I hope that annotation helps your reading comprehension.
Well, we agree on that. The illegals I have met have been very polite and very hard workers. They seem to be good family people, too. But I don’t think that gives anyone license to ignore our laws.
This.
I believe in a right to migrate & a right to work, unless you can show a way in which that migration or that work does harm.
The burden of proof shouldn’t be on the open-borders side. Why is this particular line in the dust uncrossable without permission, while a man can move from South Florida to the Oregon coast without restriction?

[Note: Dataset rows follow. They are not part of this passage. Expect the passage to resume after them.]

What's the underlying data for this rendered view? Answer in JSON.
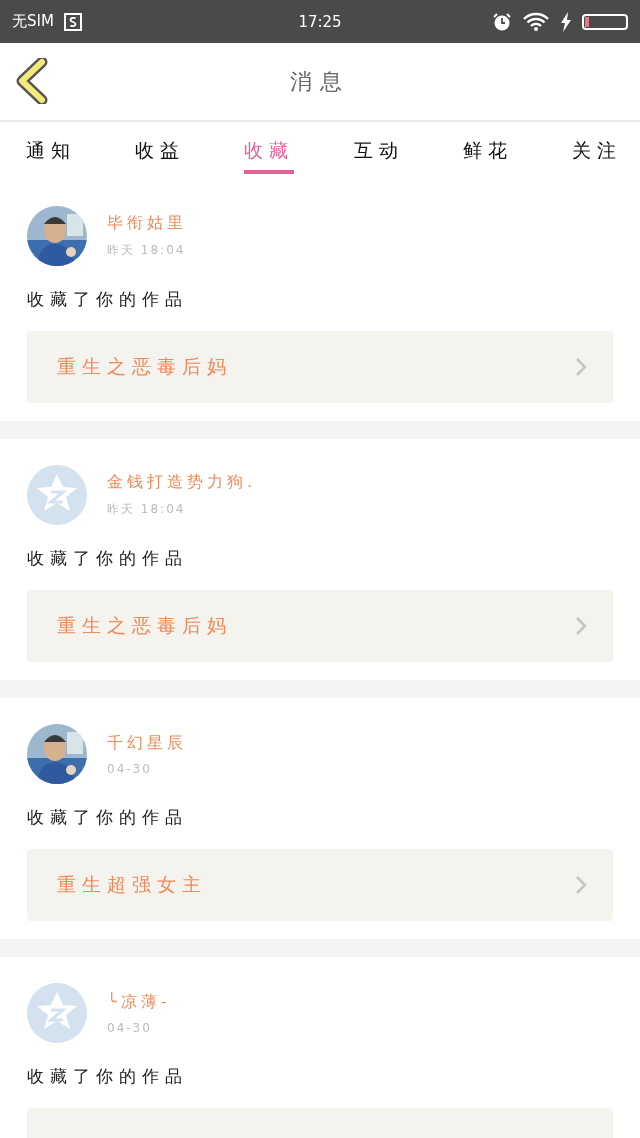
{
  "status_bar": {
    "carrier": "无SIM",
    "time": "17:25"
  },
  "header": {
    "title": "消息"
  },
  "tabs": [
    {
      "label": "通知",
      "selected": false
    },
    {
      "label": "收益",
      "selected": false
    },
    {
      "label": "收藏",
      "selected": true
    },
    {
      "label": "互动",
      "selected": false
    },
    {
      "label": "鲜花",
      "selected": false
    },
    {
      "label": "关注",
      "selected": false
    }
  ],
  "messages": [
    {
      "name": "毕衔姑里",
      "time": "昨天 18:04",
      "text": "收藏了你的作品",
      "work": "重生之恶毒后妈"
    },
    {
      "avatar": {
        "kind": "default"
      },
      "name": "金钱打造势力狗.",
      "time": "昨天 18:04",
      "text": "收藏了你的作品",
      "work": "重生之恶毒后妈"
    },
    {
      "name": "千幻星辰",
      "time": "04-30",
      "text": "收藏了你的作品",
      "work": "重生超强女主"
    },
    {
      "avatar": {
        "kind": "default"
      },
      "name": "╰凉薄-",
      "time": "04-30",
      "text": "收藏了你的作品"
    }
  ]
}
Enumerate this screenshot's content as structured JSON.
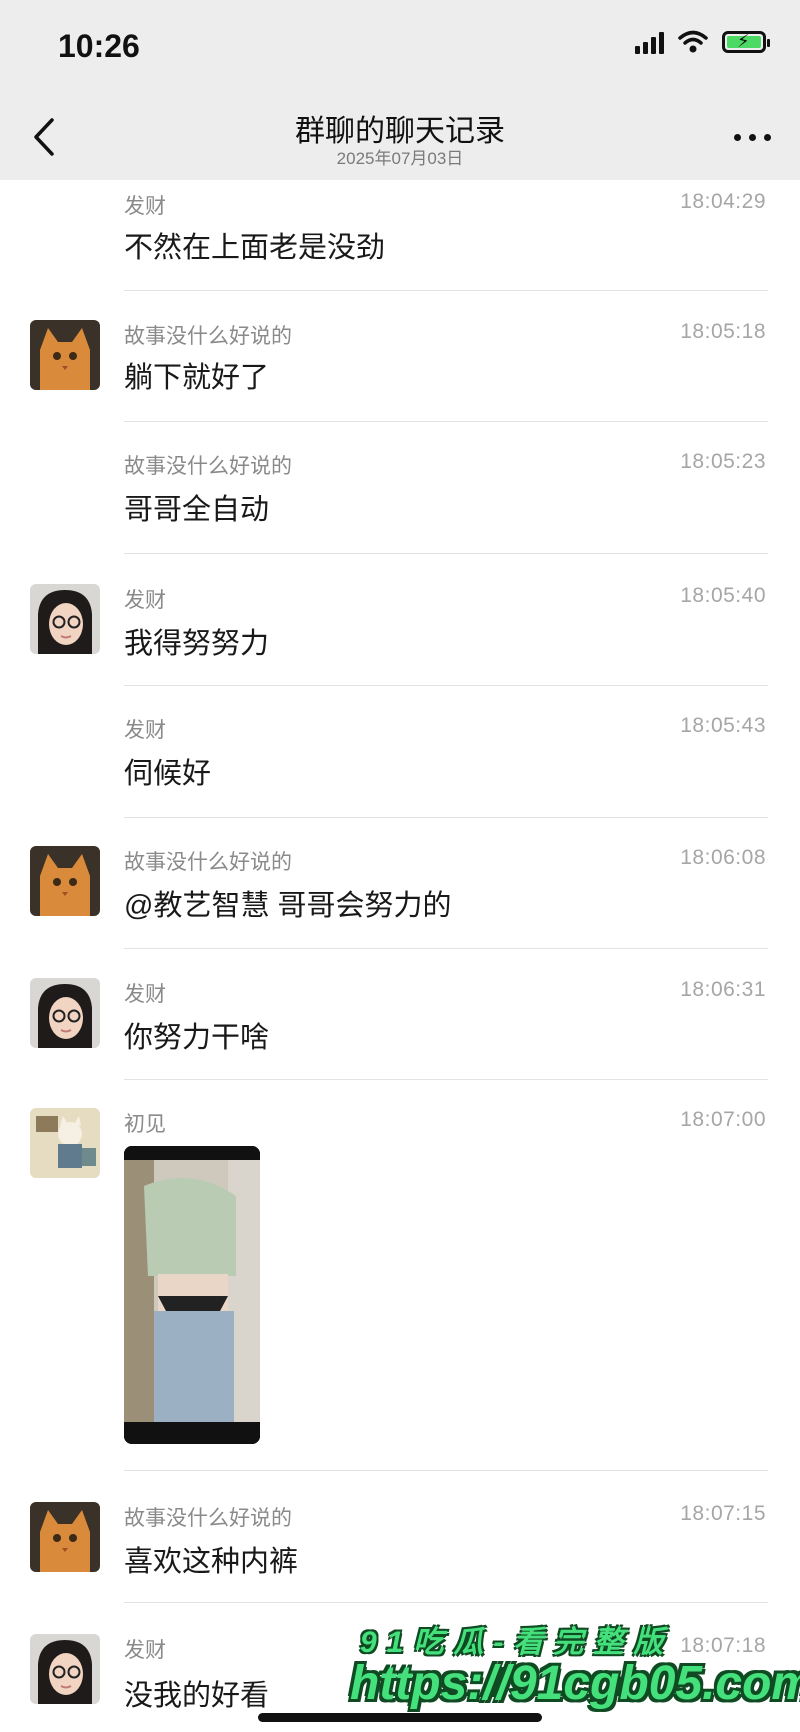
{
  "status_bar": {
    "time": "10:26",
    "battery_color": "#4cd964"
  },
  "header": {
    "title": "群聊的聊天记录",
    "subtitle": "2025年07月03日"
  },
  "messages": [
    {
      "sender": "发财",
      "time": "18:04:29",
      "text": "不然在上面老是没劲"
    },
    {
      "sender": "故事没什么好说的",
      "time": "18:05:18",
      "text": "躺下就好了",
      "avatar": "orange-cat"
    },
    {
      "sender": "故事没什么好说的",
      "time": "18:05:23",
      "text": "哥哥全自动"
    },
    {
      "sender": "发财",
      "time": "18:05:40",
      "text": "我得努努力",
      "avatar": "girl-glasses"
    },
    {
      "sender": "发财",
      "time": "18:05:43",
      "text": "伺候好"
    },
    {
      "sender": "故事没什么好说的",
      "time": "18:06:08",
      "text": "@教艺智慧 哥哥会努力的",
      "avatar": "orange-cat"
    },
    {
      "sender": "发财",
      "time": "18:06:31",
      "text": "你努力干啥",
      "avatar": "girl-glasses"
    },
    {
      "sender": "初见",
      "time": "18:07:00",
      "attachment": "screenshot-image",
      "avatar": "cartoon-illustration"
    },
    {
      "sender": "故事没什么好说的",
      "time": "18:07:15",
      "text": "喜欢这种内裤",
      "avatar": "orange-cat"
    },
    {
      "sender": "发财",
      "time": "18:07:18",
      "text": "没我的好看",
      "avatar": "girl-glasses"
    }
  ],
  "watermark": {
    "line1": "91吃瓜-看完整版",
    "line2": "https://91cgb05.com"
  }
}
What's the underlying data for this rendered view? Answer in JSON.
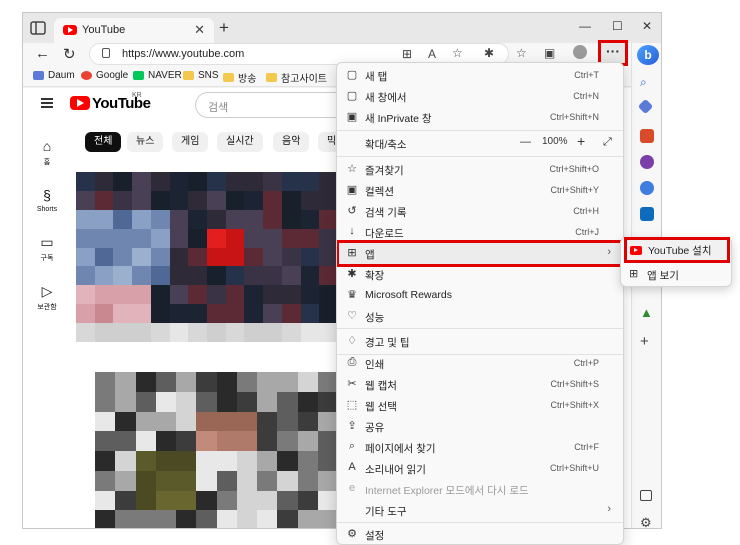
{
  "browser": {
    "tab_title": "YouTube",
    "url": "https://www.youtube.com",
    "more_label": "···",
    "window_controls": [
      "—",
      "☐",
      "✕"
    ]
  },
  "bookmarks": [
    {
      "label": "Daum",
      "icon": "daum-icon",
      "color": "#5b7bd6"
    },
    {
      "label": "Google",
      "icon": "google-icon",
      "color": "#ea4335"
    },
    {
      "label": "NAVER",
      "icon": "naver-icon",
      "color": "#03c75a"
    },
    {
      "label": "SNS",
      "icon": "folder-icon",
      "color": "#f2c94c"
    },
    {
      "label": "방송",
      "icon": "folder-icon",
      "color": "#f2c94c"
    },
    {
      "label": "참고사이트",
      "icon": "folder-icon",
      "color": "#f2c94c"
    }
  ],
  "youtube": {
    "logo_text": "YouTube",
    "logo_region": "KR",
    "search_placeholder": "검색",
    "nav": [
      {
        "label": "홈",
        "icon": "home-icon"
      },
      {
        "label": "Shorts",
        "icon": "shorts-icon"
      },
      {
        "label": "구독",
        "icon": "subscriptions-icon"
      },
      {
        "label": "보관함",
        "icon": "library-icon"
      }
    ],
    "chips": [
      "전체",
      "뉴스",
      "게임",
      "실시간",
      "음악",
      "믹스"
    ]
  },
  "menu": {
    "items": [
      {
        "label": "새 탭",
        "shortcut": "Ctrl+T",
        "icon": "new-tab-icon"
      },
      {
        "label": "새 창에서",
        "shortcut": "Ctrl+N",
        "icon": "new-window-icon"
      },
      {
        "label": "새 InPrivate 창",
        "shortcut": "Ctrl+Shift+N",
        "icon": "inprivate-icon"
      },
      {
        "label": "즐겨찾기",
        "shortcut": "Ctrl+Shift+O",
        "icon": "favorites-icon"
      },
      {
        "label": "컬렉션",
        "shortcut": "Ctrl+Shift+Y",
        "icon": "collections-icon"
      },
      {
        "label": "검색 기록",
        "shortcut": "Ctrl+H",
        "icon": "history-icon"
      },
      {
        "label": "다운로드",
        "shortcut": "Ctrl+J",
        "icon": "download-icon"
      },
      {
        "label": "앱",
        "shortcut": "",
        "icon": "apps-icon"
      },
      {
        "label": "확장",
        "shortcut": "",
        "icon": "extensions-icon"
      },
      {
        "label": "Microsoft Rewards",
        "shortcut": "",
        "icon": "rewards-icon"
      },
      {
        "label": "성능",
        "shortcut": "",
        "icon": "performance-icon"
      },
      {
        "label": "경고 및 팁",
        "shortcut": "",
        "icon": "alerts-icon"
      },
      {
        "label": "인쇄",
        "shortcut": "Ctrl+P",
        "icon": "print-icon"
      },
      {
        "label": "웹 캡처",
        "shortcut": "Ctrl+Shift+S",
        "icon": "web-capture-icon"
      },
      {
        "label": "웹 선택",
        "shortcut": "Ctrl+Shift+X",
        "icon": "web-select-icon"
      },
      {
        "label": "공유",
        "shortcut": "",
        "icon": "share-icon"
      },
      {
        "label": "페이지에서 찾기",
        "shortcut": "Ctrl+F",
        "icon": "find-icon"
      },
      {
        "label": "소리내어 읽기",
        "shortcut": "Ctrl+Shift+U",
        "icon": "read-aloud-icon"
      },
      {
        "label": "Internet Explorer 모드에서 다시 로드",
        "shortcut": "",
        "icon": "ie-mode-icon"
      },
      {
        "label": "기타 도구",
        "shortcut": "",
        "icon": "more-tools-icon"
      },
      {
        "label": "설정",
        "shortcut": "",
        "icon": "settings-icon"
      }
    ],
    "zoom": {
      "label": "확대/축소",
      "value": "100%",
      "minus": "—",
      "plus": "+"
    }
  },
  "submenu": {
    "install_label": "YouTube 설치",
    "view_label": "앱 보기"
  },
  "colors": {
    "highlight": "#e10000",
    "youtube_red": "#ff0000"
  }
}
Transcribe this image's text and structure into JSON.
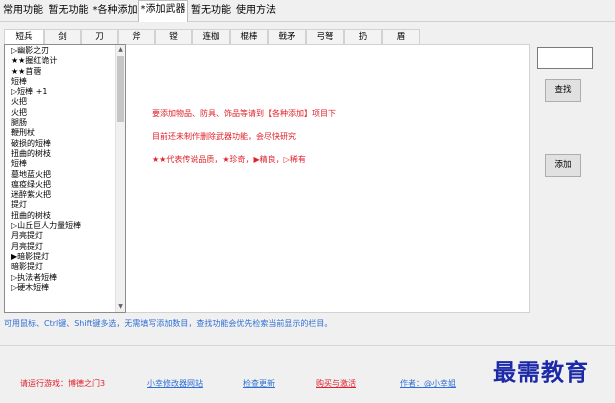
{
  "top_tabs": [
    {
      "label": "常用功能",
      "active": false
    },
    {
      "label": "暂无功能",
      "active": false
    },
    {
      "label": "*各种添加",
      "active": false
    },
    {
      "label": "*添加武器",
      "active": true
    },
    {
      "label": "暂无功能",
      "active": false
    },
    {
      "label": "使用方法",
      "active": false
    }
  ],
  "weapon_tabs": [
    {
      "label": "短兵",
      "active": true
    },
    {
      "label": "剑",
      "active": false
    },
    {
      "label": "刀",
      "active": false
    },
    {
      "label": "斧",
      "active": false
    },
    {
      "label": "镗",
      "active": false
    },
    {
      "label": "连枷",
      "active": false
    },
    {
      "label": "棍棒",
      "active": false
    },
    {
      "label": "戟矛",
      "active": false
    },
    {
      "label": "弓弩",
      "active": false
    },
    {
      "label": "扔",
      "active": false
    },
    {
      "label": "盾",
      "active": false
    }
  ],
  "item_list": [
    "▷幽影之刃",
    "★★握红诡计",
    "★★苜蓿",
    "短棒",
    "▷短棒 +1",
    "火把",
    "火把",
    "腿肠",
    "鞭刑杖",
    "破损的短棒",
    "扭曲的树枝",
    "短棒",
    "墓地蓝火把",
    "瘟疫绿火把",
    "迷醉紫火把",
    "提灯",
    "扭曲的树枝",
    "▷山丘巨人力量短棒",
    "月亮提灯",
    "月亮提灯",
    "▶暗影提灯",
    "暗影提灯",
    "▷执法者短棒",
    "▷硬木短棒"
  ],
  "info_lines": [
    "要添加物品、防具、饰品等请到【各种添加】项目下",
    "目前还未制作删除武器功能，会尽快研究",
    "★★代表传说品质，★珍奇，▶精良，▷稀有"
  ],
  "search": {
    "value": "",
    "button": "查找"
  },
  "add_button": "添加",
  "hint": "可用鼠标、Ctrl键、Shift键多选，无需填写添加数目，查找功能会优先检索当前显示的栏目。",
  "footer": {
    "game": "请运行游戏：博德之门3",
    "website": "小幸修改器网站",
    "update": "检查更新",
    "buy": "购买与激活",
    "author": "作者：@小幸姐"
  },
  "watermark": "最需教育",
  "colors": {
    "red": "#e0202a",
    "blue": "#2e6fd6",
    "watermark": "#1c2aa8"
  }
}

If you want to keep everyone in local districts, without free internal migration, & have some good reason economic, cultural, or environmental–then let’s hear it. But if you think it’s OK to let Okies move to California, then letting a Guatemalan take a job in Montana doesn’t seem wrong either.
To get things back on track:
I don’t think (although I really only speak for myself) that anyone is arguing for the practicallity of totally open borders. What the citizenship argument is aimed to do is to shoot down the premise that you can make an argument about how to treat undocumented immigrants based on a sense of self-entitlement.
“They’re taking our jobs” - irrelevant (not to mention not true). Since when did you have a right to a job that they don’t share.
“They’re placing demand on services” - just like any working population, they pay tax and use services. Where’s the wrong?
Yes, an argument can be made for border/immigration control. It has to start with reasonable objectives, and finish with humane treatment of individuals. Unless you are an island state or lock down the border, people will cross it with economic motives. No one in this threat has given any reason but self-entitlement for denying them humane treatment, including protection of labor law.
It would appear to me that the onus on you is prove that our current legal immigration process does not have reasonable objectives and that legal immigrants are not treated humanely and protected by labor law.
The US has a system for legal immigration that prioritizes those with needed skills and family members of current residents. Both of those are reasonable objectives. To the degree that illegal immigrants arrive in large numbers, they place pressure on our policies to limit legal immigration. As for being treated humanely, immigrants who are legally permitted to work are covered by all the same labor laws as citizens. The same applies to all of our laws and constitutional rights, with the exception that non-citizens can be repatriated if they break our laws.
Most other countries treat immigrants far shabbily than the United States. Children born here are automatically US citizens. That is not true in many other countries. Some countries have generations of people who have lived there without the ability to become citizens.